2022-06-10 03:02:39.136390: I tensorflow/core/common_runtime/gpu/gpu_device.cc:1532] Created device /job:localhost/replica:0/task:0/device:GPU:0 with 23678 MB memory: -> device: 0, name: Quadro P6000, pci bus id: 0000:04:00.0, compute capability: 6.1
2022-06-10 03:02:39.139204: I tensorflow/core/common_runtime/gpu/gpu_device.cc:1532] Created device /job:localhost/replica:0/task:0/device:GPU:1 with 23678 MB memory: -> device: 1, name: Quadro P6000, pci bus id: 0000:06:00.0, compute capability: 6.1
INFO:tensorflow:Using MirroredStrategy with devices ('/job:localhost/replica:0/task:0/device:GPU:0', '/job:localhost/replica:0/task:0/device:GPU:1')
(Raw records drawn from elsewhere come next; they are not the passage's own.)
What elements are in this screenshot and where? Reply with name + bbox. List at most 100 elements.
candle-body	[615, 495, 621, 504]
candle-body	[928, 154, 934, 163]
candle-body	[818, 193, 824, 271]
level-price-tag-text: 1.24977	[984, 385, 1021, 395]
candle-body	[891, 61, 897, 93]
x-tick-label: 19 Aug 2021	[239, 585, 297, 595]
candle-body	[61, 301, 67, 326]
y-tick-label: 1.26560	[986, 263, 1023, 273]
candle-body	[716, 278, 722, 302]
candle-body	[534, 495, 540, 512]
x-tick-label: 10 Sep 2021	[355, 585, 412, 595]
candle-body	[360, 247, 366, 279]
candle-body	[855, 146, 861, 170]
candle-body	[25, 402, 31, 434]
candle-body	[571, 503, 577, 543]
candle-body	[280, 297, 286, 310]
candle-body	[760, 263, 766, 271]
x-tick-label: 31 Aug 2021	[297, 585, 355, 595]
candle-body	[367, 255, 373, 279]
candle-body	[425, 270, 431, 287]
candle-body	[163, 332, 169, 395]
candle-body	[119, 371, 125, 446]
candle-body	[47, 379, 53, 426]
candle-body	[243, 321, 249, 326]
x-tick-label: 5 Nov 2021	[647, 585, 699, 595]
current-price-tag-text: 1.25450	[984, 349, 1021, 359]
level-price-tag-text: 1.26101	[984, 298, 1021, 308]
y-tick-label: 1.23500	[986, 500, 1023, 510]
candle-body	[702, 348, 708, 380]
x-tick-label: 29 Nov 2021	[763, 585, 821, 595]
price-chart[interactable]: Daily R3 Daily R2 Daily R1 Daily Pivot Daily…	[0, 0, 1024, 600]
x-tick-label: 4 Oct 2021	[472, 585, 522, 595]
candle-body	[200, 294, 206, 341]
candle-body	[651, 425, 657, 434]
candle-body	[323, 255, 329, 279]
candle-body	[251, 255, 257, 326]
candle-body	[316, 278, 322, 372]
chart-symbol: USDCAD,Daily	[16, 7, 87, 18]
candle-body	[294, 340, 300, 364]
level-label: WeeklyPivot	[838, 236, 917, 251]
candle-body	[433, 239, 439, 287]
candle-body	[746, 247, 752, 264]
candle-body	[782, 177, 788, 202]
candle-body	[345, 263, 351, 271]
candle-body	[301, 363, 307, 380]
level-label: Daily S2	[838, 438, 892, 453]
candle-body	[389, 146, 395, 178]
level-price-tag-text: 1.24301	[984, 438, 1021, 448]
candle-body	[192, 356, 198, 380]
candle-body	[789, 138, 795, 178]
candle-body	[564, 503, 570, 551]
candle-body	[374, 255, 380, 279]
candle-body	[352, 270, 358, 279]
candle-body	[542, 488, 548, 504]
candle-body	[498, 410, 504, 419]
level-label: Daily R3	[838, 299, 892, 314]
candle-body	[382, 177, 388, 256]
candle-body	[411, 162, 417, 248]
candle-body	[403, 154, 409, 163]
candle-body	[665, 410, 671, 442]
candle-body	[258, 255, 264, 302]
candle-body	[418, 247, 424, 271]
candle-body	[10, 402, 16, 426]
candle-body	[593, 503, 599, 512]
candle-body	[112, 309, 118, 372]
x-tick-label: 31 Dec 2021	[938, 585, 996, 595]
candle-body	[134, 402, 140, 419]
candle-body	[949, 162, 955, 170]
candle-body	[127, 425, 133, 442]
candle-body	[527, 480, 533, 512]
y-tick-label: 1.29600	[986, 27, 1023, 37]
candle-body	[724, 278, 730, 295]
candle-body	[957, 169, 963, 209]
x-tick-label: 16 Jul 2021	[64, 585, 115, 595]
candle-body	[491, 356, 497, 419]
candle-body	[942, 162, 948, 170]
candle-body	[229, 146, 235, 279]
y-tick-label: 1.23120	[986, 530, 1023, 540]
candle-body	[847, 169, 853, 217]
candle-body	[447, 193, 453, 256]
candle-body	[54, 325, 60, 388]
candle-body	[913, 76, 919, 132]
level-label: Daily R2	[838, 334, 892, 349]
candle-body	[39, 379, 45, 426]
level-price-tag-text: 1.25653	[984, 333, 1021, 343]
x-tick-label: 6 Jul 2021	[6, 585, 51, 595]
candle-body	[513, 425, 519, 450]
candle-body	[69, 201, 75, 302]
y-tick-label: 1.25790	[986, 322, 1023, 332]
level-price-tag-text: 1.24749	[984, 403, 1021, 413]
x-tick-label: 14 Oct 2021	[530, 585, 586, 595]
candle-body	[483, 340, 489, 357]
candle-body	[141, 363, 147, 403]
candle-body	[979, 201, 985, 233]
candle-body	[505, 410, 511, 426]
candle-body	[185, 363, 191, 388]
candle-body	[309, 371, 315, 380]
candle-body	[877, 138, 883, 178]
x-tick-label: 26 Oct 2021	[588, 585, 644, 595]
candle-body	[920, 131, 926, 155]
Any ideas on why this is occurring would be helpful! Additional details about my configuration:
- Python 3.10.4 [GCC 7.5.0] on linux
- tensorflow 2.9.1
- cuda/11.2.2 cudnn/v8.2.1
CodePudding user response:
By default, Tensorflow will map almost all of your GPU memory: official guide. This is for performance reasons: by allocating the GPU memory, it reduces latency that memory growth would typically cause.
You can try using tf.config.experimental.set_memory_growth
to prevent it from immediately filling up all its memory. There are also some good explanations on this StackOverflow post.